How is it possible that this tiny baby—who literally took her first breath a minute ago—is already being poked with needles?

How is it possible that before she’s even had time to recognize a human face, people feel free to touch her, handle her, flip her around, examine her… as if her brand-new body comes with an “Open for inspection” sticker?

And yes, I know: this is all routine. This is how hospitals work.

But try seeing it through her eyes.

Then came one specific moment that completely broke me.


The Neonatal Unit (And the Moment I Broke)

A nurse in the maternity ward pulled Sara out of her cozy, womb-like wrap with one hand, carried her to the sink, turned on the faucet—and placed her under a strong stream of water so hot the room filled with steam in seconds.

Sara screamed. Sharp. Panicked. Unfiltered.

And the nurse, without even looking at me, casually said:

“It’s fine. They’re used to this temperature.”

I froze.

That was the first time I heard my one-hour-old daughter scream like that.

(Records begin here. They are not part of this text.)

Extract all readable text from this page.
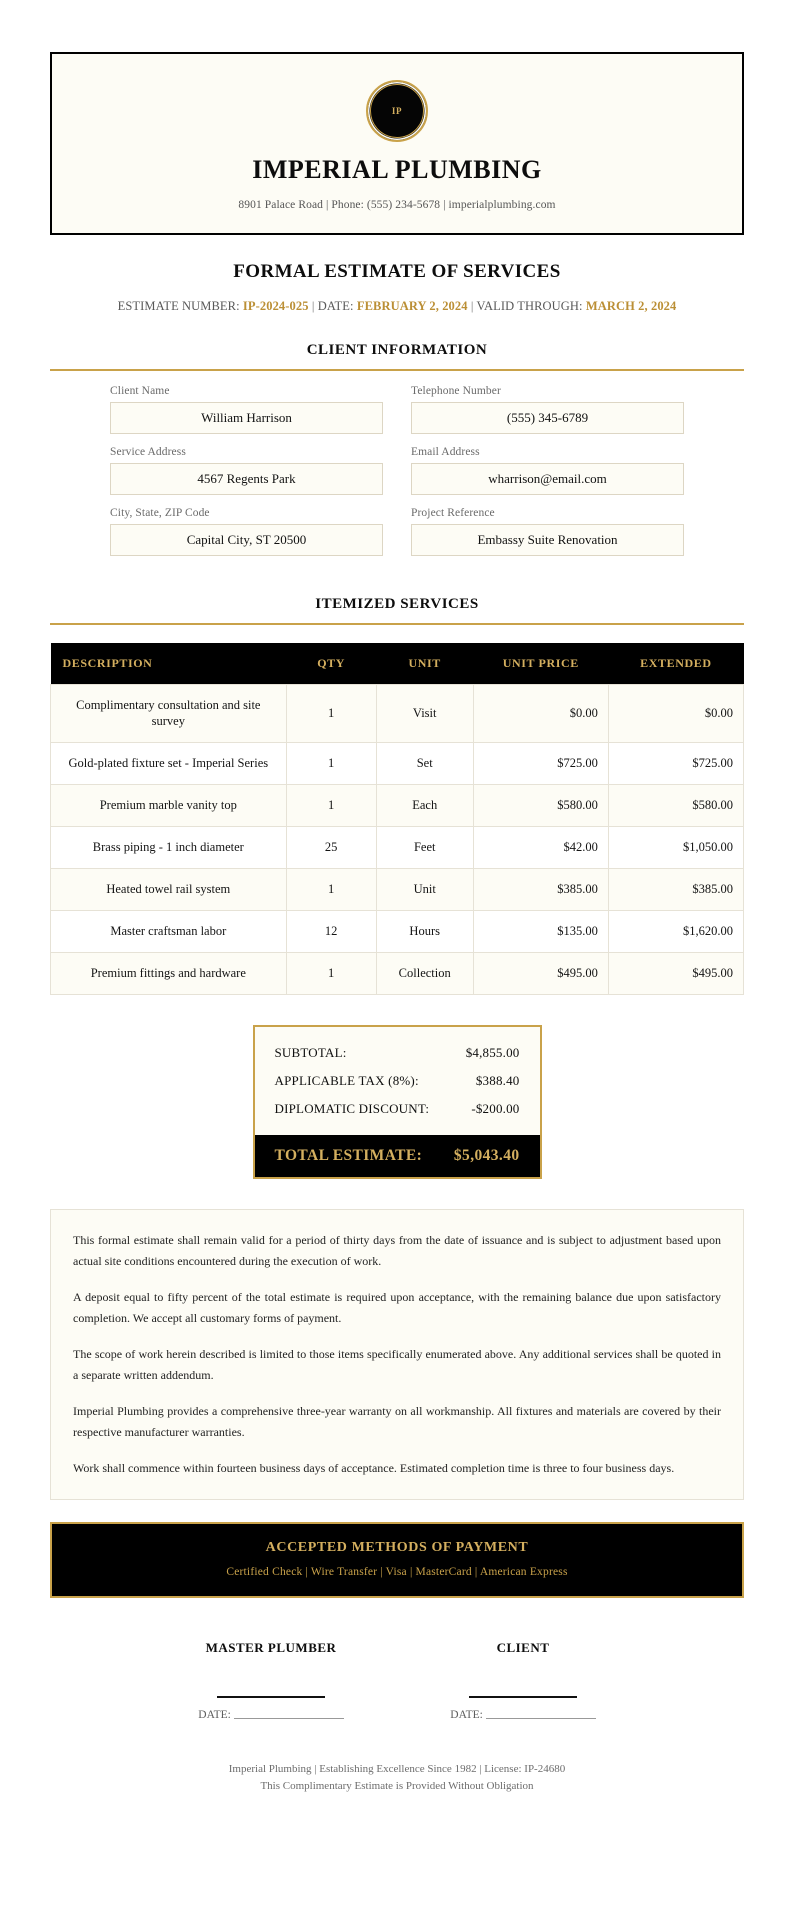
IP
IMPERIAL PLUMBING
8901 Palace Road | Phone: (555) 234-5678 | imperialplumbing.com
FORMAL ESTIMATE OF SERVICES
ESTIMATE NUMBER: IP-2024-025 | DATE: FEBRUARY 2, 2024 | VALID THROUGH: MARCH 2, 2024
CLIENT INFORMATION
Client Name
William Harrison
Telephone Number
(555) 345-6789
Service Address
4567 Regents Park
Email Address
wharrison@email.com
City, State, ZIP Code
Capital City, ST 20500
Project Reference
Embassy Suite Renovation
ITEMIZED SERVICES
DESCRIPTION	QTY	UNIT	UNIT PRICE	EXTENDED
Complimentary consultation and site survey	1	Visit	$0.00	$0.00
Gold-plated fixture set - Imperial Series	1	Set	$725.00	$725.00
Premium marble vanity top	1	Each	$580.00	$580.00
Brass piping - 1 inch diameter	25	Feet	$42.00	$1,050.00
Heated towel rail system	1	Unit	$385.00	$385.00
Master craftsman labor	12	Hours	$135.00	$1,620.00
Premium fittings and hardware	1	Collection	$495.00	$495.00
SUBTOTAL:	$4,855.00
APPLICABLE TAX (8%):	$388.40
DIPLOMATIC DISCOUNT:	-$200.00
TOTAL ESTIMATE: $5,043.40

This formal estimate shall remain valid for a period of thirty days from the date of issuance and is subject to adjustment based upon actual site conditions encountered during the execution of work.

A deposit equal to fifty percent of the total estimate is required upon acceptance, with the remaining balance due upon satisfactory completion. We accept all customary forms of payment.

The scope of work herein described is limited to those items specifically enumerated above. Any additional services shall be quoted in a separate written addendum.

Imperial Plumbing provides a comprehensive three-year warranty on all workmanship. All fixtures and materials are covered by their respective manufacturer warranties.

Work shall commence within fourteen business days of acceptance. Estimated completion time is three to four business days.

ACCEPTED METHODS OF PAYMENT
Certified Check | Wire Transfer | Visa | MasterCard | American Express
MASTER PLUMBER
DATE:
CLIENT
DATE:
Imperial Plumbing | Establishing Excellence Since 1982 | License: IP-24680
This Complimentary Estimate is Provided Without Obligation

And the person in charge—the person who was clearly experienced—looked completely unbothered.

My heart shattered.

A moment later, the nurse finished what, in my mind, felt like Sara’s official initiation ceremony into planet Earth. She dried her, wrapped her back up, and handed her to me as if she were returning a grocery bag.

By then, Sara was calm again.

I wasn’t.

I was shaking like an eight-year-old who got separated from his parents at a theme park.

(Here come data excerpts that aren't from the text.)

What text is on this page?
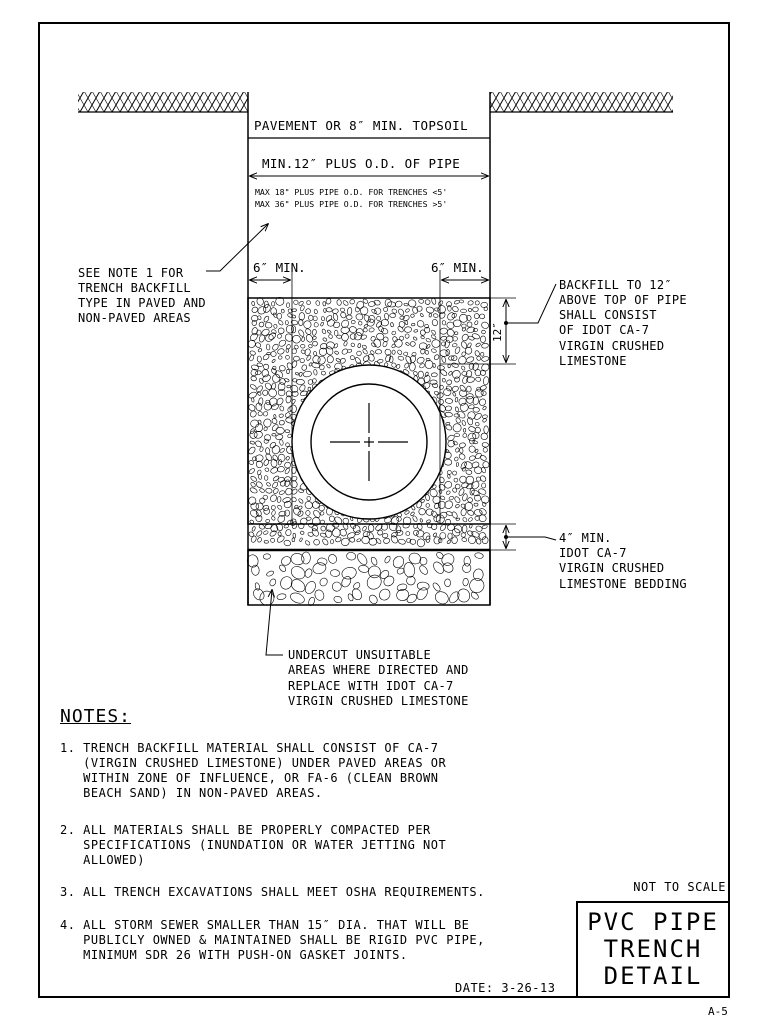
PAVEMENT OR 8″ MIN. TOPSOIL
MIN.12″ PLUS O.D. OF PIPE
MAX 18" PLUS PIPE O.D. FOR TRENCHES <5'
MAX 36" PLUS PIPE O.D. FOR TRENCHES >5'
6″ MIN.	6″ MIN.
SEE NOTE 1 FOR
TRENCH BACKFILL
TYPE IN PAVED AND
NON-PAVED AREAS
12″
BACKFILL TO 12″
ABOVE TOP OF PIPE
SHALL CONSIST
OF IDOT CA-7
VIRGIN CRUSHED
LIMESTONE
4″ MIN.
IDOT CA-7
VIRGIN CRUSHED
LIMESTONE BEDDING
UNDERCUT UNSUITABLE
AREAS WHERE DIRECTED AND
REPLACE WITH IDOT CA-7
VIRGIN CRUSHED LIMESTONE
NOTES:
1. TRENCH BACKFILL MATERIAL SHALL CONSIST OF CA-7
(VIRGIN CRUSHED LIMESTONE) UNDER PAVED AREAS OR
WITHIN ZONE OF INFLUENCE, OR FA-6 (CLEAN BROWN
BEACH SAND) IN NON-PAVED AREAS.
2. ALL MATERIALS SHALL BE PROPERLY COMPACTED PER
SPECIFICATIONS (INUNDATION OR WATER JETTING NOT
ALLOWED)
3. ALL TRENCH EXCAVATIONS SHALL MEET OSHA REQUIREMENTS.
4. ALL STORM SEWER SMALLER THAN 15″ DIA. THAT WILL BE
PUBLICLY OWNED & MAINTAINED SHALL BE RIGID PVC PIPE,
MINIMUM SDR 26 WITH PUSH-ON GASKET JOINTS.
NOT TO SCALE
PVC PIPE
TRENCH
DETAIL
DATE: 3-26-13
A-5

The Wall I Built (And How She Destroyed It)

I know this isn’t typical. But after fifty-two years of emotional distance—and near-total isolation from other people—Sara’s birth did something to me overnight.

I suddenly started feeling what another human being feels.

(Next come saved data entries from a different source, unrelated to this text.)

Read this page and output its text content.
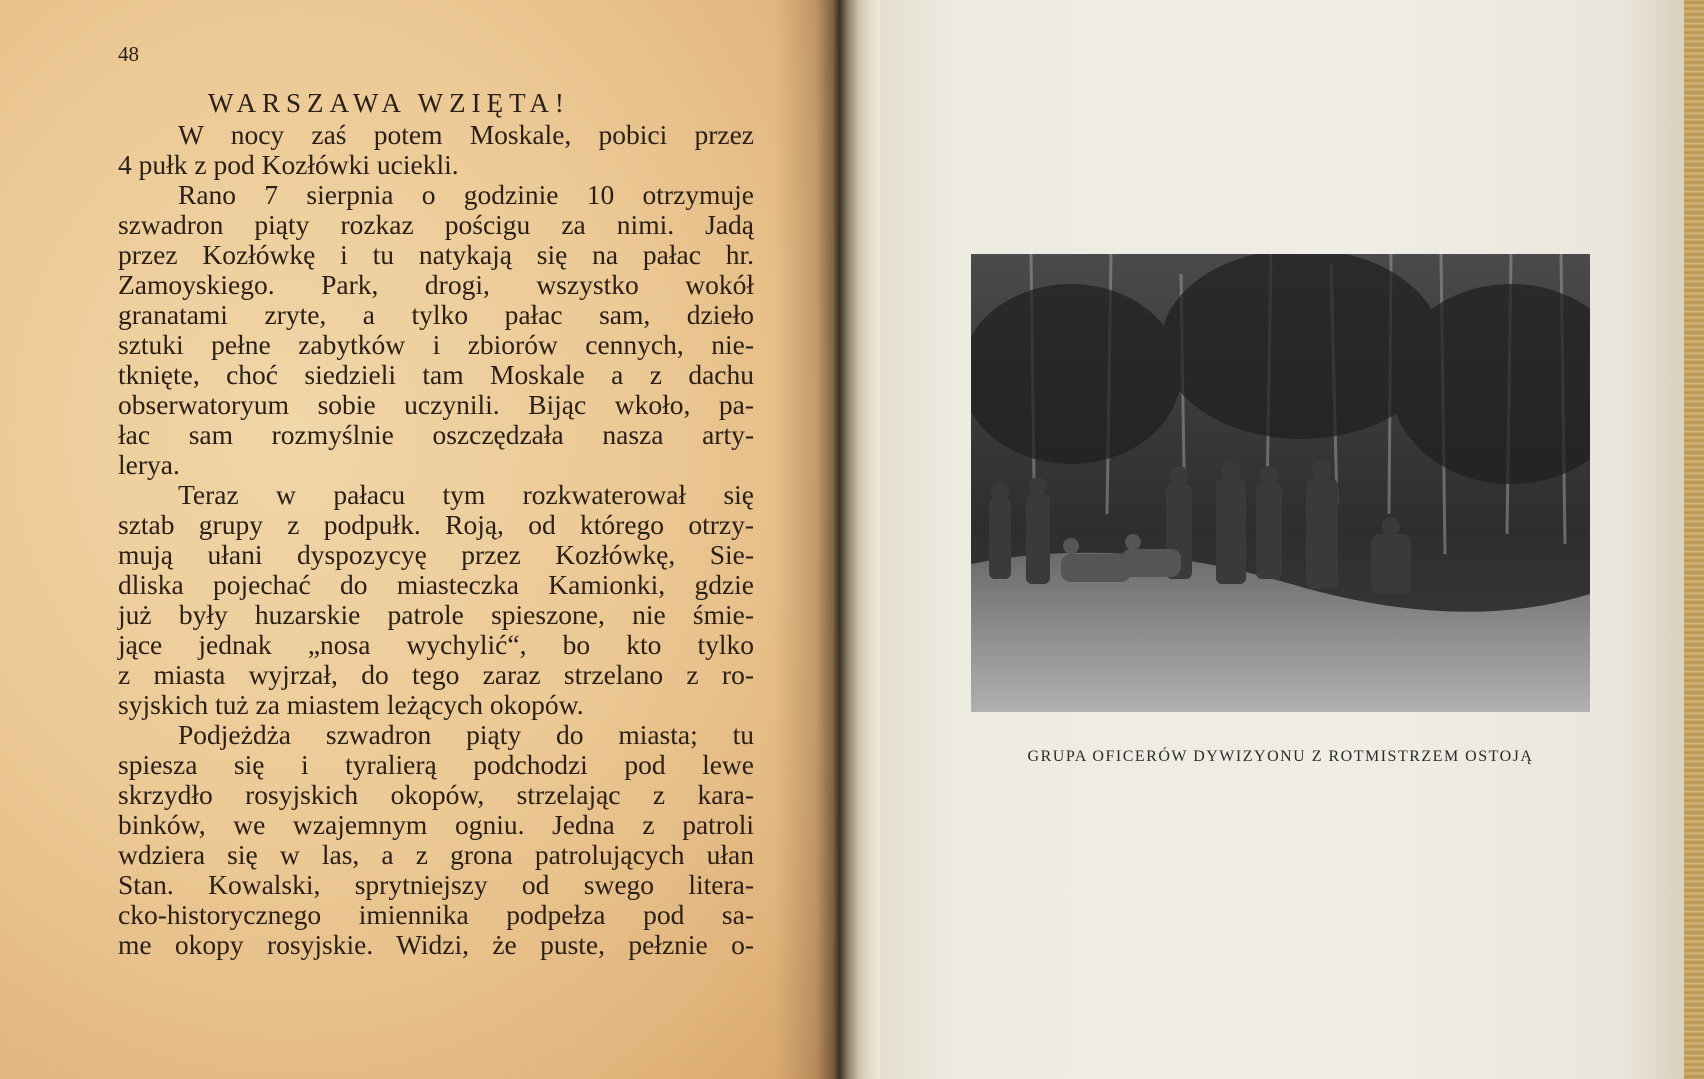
48
WARSZAWA WZIĘTA!
W nocy zaś potem Moskale, pobici przez
4 pułk z pod Kozłówki uciekli.
Rano 7 sierpnia o godzinie 10 otrzymuje
szwadron piąty rozkaz pościgu za nimi. Jadą
przez Kozłówkę i tu natykają się na pałac hr.
Zamoyskiego. Park, drogi, wszystko wokół
granatami zryte, a tylko pałac sam, dzieło
sztuki pełne zabytków i zbiorów cennych, nie-
tknięte, choć siedzieli tam Moskale a z dachu
obserwatoryum sobie uczynili. Bijąc wkoło, pa-
łac sam rozmyślnie oszczędzała nasza arty-
lerya.
Teraz w pałacu tym rozkwaterował się
sztab grupy z podpułk. Roją, od którego otrzy-
mują ułani dyspozycyę przez Kozłówkę, Sie-
dliska pojechać do miasteczka Kamionki, gdzie
już były huzarskie patrole spieszone, nie śmie-
jące jednak „nosa wychylić“, bo kto tylko
z miasta wyjrzał, do tego zaraz strzelano z ro-
syjskich tuż za miastem leżących okopów.
Podjeżdża szwadron piąty do miasta; tu
spiesza się i tyralierą podchodzi pod lewe
skrzydło rosyjskich okopów, strzelając z kara-
binków, we wzajemnym ogniu. Jedna z patroli
wdziera się w las, a z grona patrolujących ułan
Stan. Kowalski, sprytniejszy od swego litera-
cko-historycznego imiennika podpełza pod sa-
me okopy rosyjskie. Widzi, że puste, pełznie o-
GRUPA OFICERÓW DYWIZYONU Z ROTMISTRZEM OSTOJĄ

I felt her distress in my bones.

I felt, deep in my aging heart, the terror of arriving in a brand-new world with no preparation, no language, and no control.

And here’s the irony: judging by the life I lived before Sara, you’d think this wouldn’t shake me so much.

I’ve always been anxious. I won’t even call it anxiety.

Let’s be honest: it was closer to paranoia.

I’ve spent most of my life painfully aware of how I’m perceived. How I’m judged. How I might fail. How I might be misunderstood.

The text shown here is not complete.